I was born inside Scott Baker's pants one day,
I came on out to see what was up.
Now I float around and have a lot to say,
I'm Nutty—the athletic cup.


"Look," said the umpire turning to Baker, "either you put that cup back in your pants or I'm going to boot you out of this game."

"Boot Scott Baker?" exclaimed Nutty. "How could you, Umpire! He's my friend! You're mean and I hate you!" Nutty whirled around and whizzed over to home plate.

"No, Nutty!" called Baker, "Don't!"

"It's okay, Scott Baker!" called Nutty. "I'm here to protect you!"

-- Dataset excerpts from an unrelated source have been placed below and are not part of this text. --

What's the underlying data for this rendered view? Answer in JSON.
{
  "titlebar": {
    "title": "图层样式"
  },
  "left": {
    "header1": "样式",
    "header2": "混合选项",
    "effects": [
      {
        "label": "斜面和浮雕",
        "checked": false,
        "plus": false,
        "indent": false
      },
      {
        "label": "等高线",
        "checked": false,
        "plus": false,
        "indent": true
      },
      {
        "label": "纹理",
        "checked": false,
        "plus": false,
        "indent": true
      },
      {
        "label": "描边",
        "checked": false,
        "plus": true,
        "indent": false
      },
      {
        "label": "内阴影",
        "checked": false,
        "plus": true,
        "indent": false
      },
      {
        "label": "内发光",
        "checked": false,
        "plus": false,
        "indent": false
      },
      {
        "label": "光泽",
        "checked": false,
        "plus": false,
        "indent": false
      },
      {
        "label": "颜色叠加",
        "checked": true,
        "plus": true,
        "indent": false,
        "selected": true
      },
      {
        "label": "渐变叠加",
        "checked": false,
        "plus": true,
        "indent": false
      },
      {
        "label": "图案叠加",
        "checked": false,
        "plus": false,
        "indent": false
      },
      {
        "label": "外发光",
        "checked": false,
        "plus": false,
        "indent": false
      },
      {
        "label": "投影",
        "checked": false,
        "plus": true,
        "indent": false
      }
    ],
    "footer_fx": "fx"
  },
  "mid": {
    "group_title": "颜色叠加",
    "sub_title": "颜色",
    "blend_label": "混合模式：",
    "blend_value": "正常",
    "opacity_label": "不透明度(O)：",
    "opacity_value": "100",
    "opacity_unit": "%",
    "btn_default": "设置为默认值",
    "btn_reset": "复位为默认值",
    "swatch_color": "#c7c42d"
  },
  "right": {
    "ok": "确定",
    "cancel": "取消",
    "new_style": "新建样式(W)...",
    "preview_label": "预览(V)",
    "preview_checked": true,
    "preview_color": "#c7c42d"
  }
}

And with that, Nutty turned again and flew directly into the ump's crotch while Scott Baker put his head in his hands and began to weep softly.

From the bench, the other Twins watched, wide-eyed. "Wow, that cup is crazy," said Ruben "Reuben" Sierra.

"I guess that's why they call him Nutty," said Little Nicky Punto, shaking his head.

Rondell White turned to him and blinked. "Well," he said. "Not really."